A posh 7 year old said: " I dont know if I prefer the Financial Times or the Telegraph"

you can imagine how a lot of viewers would respond to that.

lamplighter · 03/09/2010 16:28

Mumbar

My other dc passed her English A level before she could talk.

She hopes to be a foreign correspondent when she stops crayoning on the walls and eating her own bogies.

Lancelottie · 03/09/2010 16:31

True, Tokyo, he didn't actually define his type of average. I'll let him off then.

I was, of course, a very advanced sort of child at the time... oh yes.

piscesmoon · 03/09/2010 16:33

I just find it amusing and don't get drawn in-they will find out eventually that DCs do things differently and life isn't a race. (If it is, they should remember the hare and the tortoise!)

youbethemummylion · 03/09/2010 16:33

YANBU I am so annoyed that they haven't realised yet my DS's are best at everything Grin so they should keep their traps shut!

tokyonambu · 03/09/2010 16:48

"True, Tokyo, he didn't actually define his type of average. I'll let him off then."

The tricky thing is that "average" is usually taken to be "mean" (add 'em all up, divide by the number of them) rather than the more usual "median" (what value divide the group into two equal sized subgroups).

It's not hard to construct distributions where the median is also the minimum, and they actually reflect desirable outcomes for education. Imagine a group of children have reading ages 5,5,5,5,5,5,5,6,7,12. The median of that group is 5, and I think that if they were all five years old we'd account that a good result. But the mean is 6, so 70% of the children are "below average". On the other hand, if the same ten children have reading ages 0,0,5,5,5,5,5,6,7,12 then only 20% of them are "below average" (the mean is now 5), so things have got better, yes? Hang on...

mumbar · 03/09/2010 19:28

lamp Grin You win and perhaps they could male bogy eating an olympic sport!!

exexpat · 04/09/2010 01:06

Tokyo, using the magic of statistics like that, most of us can probably boast that our children have a higher than average number of legs.

It's true, too: no one has more than two legs, but a few people have one or none, therefore the average number of legs per person is slightly less than two, and most of us therefore have a higher than average number of legs.

It's a useful example if you want to demonstrate that statistics can prove absolutely anything, even if it's nonsense.
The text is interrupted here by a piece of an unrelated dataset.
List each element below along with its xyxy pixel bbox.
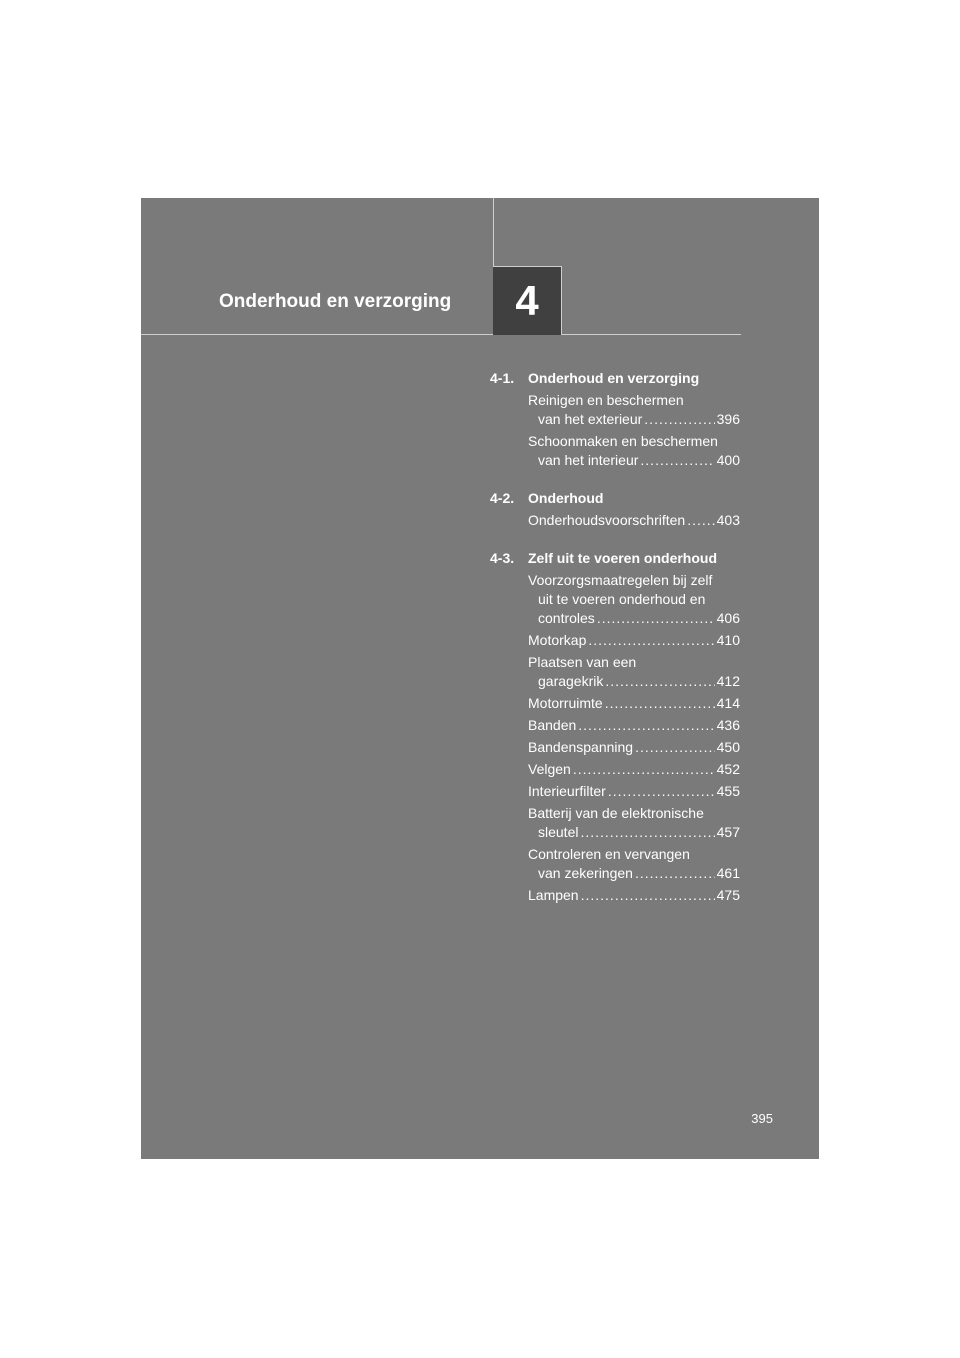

Particularly worth remembering when the statistics are being waved around by politicians. (And of course if that kind of statistic keeps a proud parent happy, that's fine too.)
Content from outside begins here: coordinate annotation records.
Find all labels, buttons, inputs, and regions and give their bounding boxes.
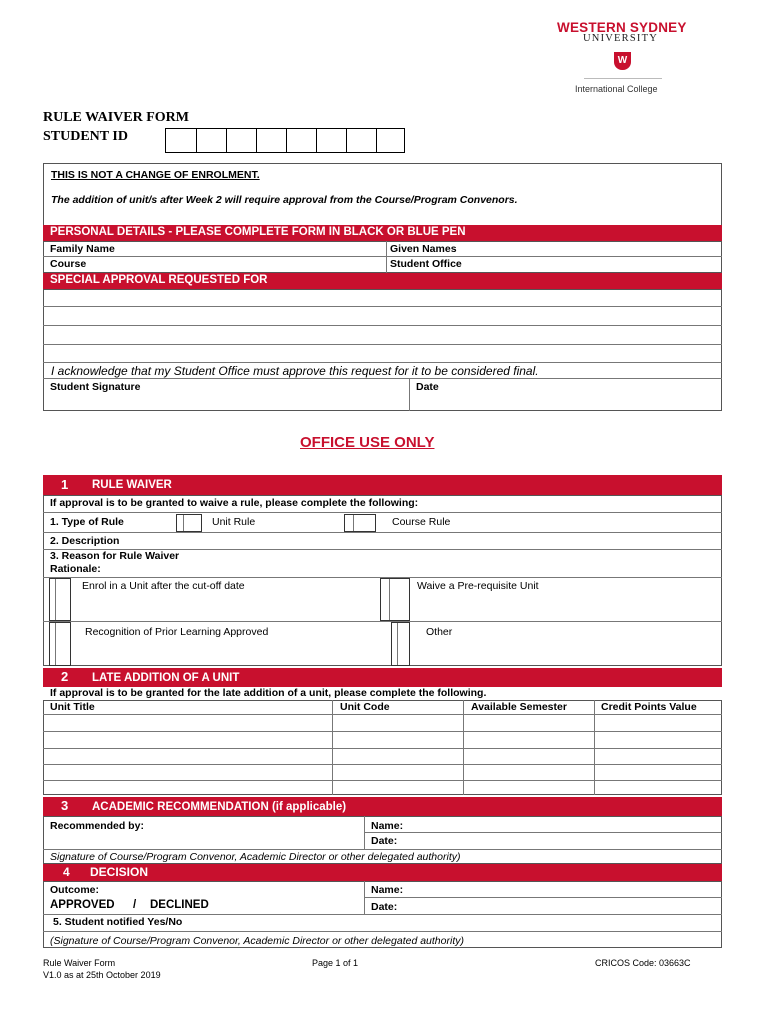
- s1-divider: [43, 512, 722, 513]
- other-checkbox[interactable]: [391, 622, 410, 666]
- s1-heading-bar: [43, 475, 722, 495]
- s3-signature-label: Signature of Course/Program Convenor, Academic Director or other delegated authority): [50, 851, 461, 863]
- s1-intro: If approval is to be granted to waive a rule, please complete the following:: [50, 497, 419, 509]
- s2-intro: If approval is to be granted for the late addition of a unit, please complete the following.: [50, 687, 487, 699]
- signature-row-divider: [43, 378, 722, 379]
- s4-heading-bar: [43, 864, 722, 881]
- id-box-divider: [286, 129, 287, 152]
- approved-option[interactable]: APPROVED: [50, 899, 115, 911]
- student-id-label: STUDENT ID: [43, 129, 128, 144]
- s4-date-label[interactable]: Date:: [371, 901, 398, 913]
- s3-number: 3: [61, 798, 69, 813]
- logo-shield-icon: [614, 52, 631, 70]
- s4-row-divider: [364, 897, 722, 898]
- reason-label: 3. Reason for Rule Waiver: [50, 550, 180, 562]
- logo-line2: UNIVERSITY: [583, 33, 658, 44]
- id-box-divider: [226, 129, 227, 152]
- s1-heading: RULE WAIVER: [92, 479, 172, 491]
- special-heading: SPECIAL APPROVAL REQUESTED FOR: [50, 274, 268, 286]
- id-box-divider: [196, 129, 197, 152]
- student-notified-label[interactable]: 5. Student notified Yes/No: [53, 916, 183, 928]
- personal-heading: PERSONAL DETAILS - PLEASE COMPLETE FORM IN BLACK OR BLUE PEN: [50, 226, 466, 238]
- col-credit-points: Credit Points Value: [601, 701, 697, 713]
- waive-prereq-checkbox[interactable]: [380, 578, 410, 621]
- course-label[interactable]: Course: [50, 258, 87, 270]
- student-office-label[interactable]: Student Office: [390, 258, 462, 270]
- unit-rule-label: Unit Rule: [212, 516, 256, 528]
- footer-page: Page 1 of 1: [312, 958, 359, 968]
- office-use-heading: OFFICE USE ONLY: [300, 434, 435, 451]
- other-label: Other: [426, 626, 453, 638]
- acknowledge-text: I acknowledge that my Student Office must approve this request for it to be considered final.: [51, 364, 539, 378]
- personal-row-divider: [43, 256, 722, 257]
- declined-option[interactable]: DECLINED: [150, 899, 209, 911]
- rpl-label: Recognition of Prior Learning Approved: [85, 626, 269, 638]
- personal-col-divider: [386, 241, 387, 273]
- s1-divider: [43, 621, 722, 622]
- s1-number: 1: [61, 477, 69, 492]
- outcome-separator: /: [133, 899, 137, 911]
- enrol-cutoff-label: Enrol in a Unit after the cut-off date: [82, 580, 245, 592]
- s4-heading: DECISION: [90, 865, 149, 879]
- signature-col-divider: [409, 378, 410, 411]
- checkbox-inner-line: [353, 515, 354, 531]
- table-row-line: [43, 731, 722, 732]
- personal-heading-bar: [43, 225, 722, 241]
- special-heading-bar: [43, 273, 722, 289]
- unit-rule-checkbox[interactable]: [176, 514, 202, 532]
- request-line: [43, 362, 722, 363]
- enrol-cutoff-checkbox[interactable]: [49, 578, 71, 621]
- logo-tagline: International College: [575, 84, 658, 94]
- s4-name-label[interactable]: Name:: [371, 884, 404, 896]
- personal-table: [43, 241, 722, 273]
- s4-signature-label: (Signature of Course/Program Convenor, Academic Director or other delegated authority): [50, 935, 464, 947]
- checkbox-inner-line: [183, 515, 184, 531]
- s4-row-divider: [43, 931, 722, 932]
- given-names-label[interactable]: Given Names: [390, 243, 457, 255]
- notice-line2: The addition of unit/s after Week 2 will require approval from the Course/Program Convenors.: [51, 194, 518, 206]
- student-signature-label[interactable]: Student Signature: [50, 381, 141, 393]
- description-label[interactable]: 2. Description: [50, 535, 120, 547]
- s3-date-label[interactable]: Date:: [371, 835, 398, 847]
- form-title: RULE WAIVER FORM: [43, 110, 189, 125]
- course-rule-label: Course Rule: [392, 516, 451, 528]
- logo-divider: [584, 78, 662, 79]
- s2-number: 2: [61, 669, 69, 684]
- logo-shield-letter: W: [617, 55, 628, 66]
- footer-version: V1.0 as at 25th October 2019: [43, 970, 161, 980]
- table-row-line: [43, 748, 722, 749]
- notice-line1: THIS IS NOT A CHANGE OF ENROLMENT.: [51, 169, 260, 181]
- s1-divider: [43, 532, 722, 533]
- request-line: [43, 325, 722, 326]
- checkbox-inner-line: [389, 579, 390, 620]
- id-box-divider: [316, 129, 317, 152]
- logo-line1: WESTERN SYDNEY: [557, 20, 687, 35]
- rationale-label: Rationale:: [50, 563, 101, 575]
- checkbox-inner-line: [55, 579, 56, 620]
- course-rule-checkbox[interactable]: [344, 514, 376, 532]
- col-available-semester: Available Semester: [471, 701, 567, 713]
- s2-heading: LATE ADDITION OF A UNIT: [92, 672, 240, 684]
- type-of-rule-label: 1. Type of Rule: [50, 516, 124, 528]
- request-line: [43, 344, 722, 345]
- outcome-label: Outcome:: [50, 884, 100, 896]
- checkbox-inner-line: [55, 623, 56, 665]
- footer-form-name: Rule Waiver Form: [43, 958, 116, 968]
- recommended-by-label[interactable]: Recommended by:: [50, 820, 144, 832]
- s3-heading: ACADEMIC RECOMMENDATION (if applicable): [92, 801, 347, 813]
- checkbox-inner-line: [397, 623, 398, 665]
- student-id-boxes[interactable]: [165, 128, 405, 153]
- s4-row-divider: [43, 914, 722, 915]
- id-box-divider: [256, 129, 257, 152]
- s3-name-label[interactable]: Name:: [371, 820, 404, 832]
- footer-cricos: CRICOS Code: 03663C: [595, 958, 691, 968]
- s4-number: 4: [63, 865, 70, 879]
- table-row-line: [43, 780, 722, 781]
- s3-row-divider: [43, 849, 722, 850]
- s3-row-divider: [364, 832, 722, 833]
- waive-prereq-label: Waive a Pre-requisite Unit: [417, 580, 539, 592]
- table-row-line: [43, 764, 722, 765]
- rpl-checkbox[interactable]: [49, 622, 71, 666]
- family-name-label[interactable]: Family Name: [50, 243, 115, 255]
- request-line: [43, 306, 722, 307]
- col-unit-title: Unit Title: [50, 701, 95, 713]
- s3-heading-bar: [43, 797, 722, 816]
- id-box-divider: [346, 129, 347, 152]
- s2-heading-bar: [43, 668, 722, 687]
- table-row-line: [43, 714, 722, 715]
- special-request-area[interactable]: [43, 289, 722, 411]
- id-box-divider: [376, 129, 377, 152]
- signature-date-label[interactable]: Date: [416, 381, 439, 393]
- col-unit-code: Unit Code: [340, 701, 390, 713]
tokyonambu · 04/09/2010 13:51

Peter:
Now, Mr. Spiggott, I couldn't help noticing almost at once that you are a one-legged person.
Dudley:
You noticed that?
Peter:
I noticed that, Mr. Spiggott. When you have been in the business as long as I have you come to notice these things almost instinctively. Now, Mr. Spiggott, you, a one-legged man, are applying for the role of Tarzan - a role which, traditionally, involves the use of a two-legged actor.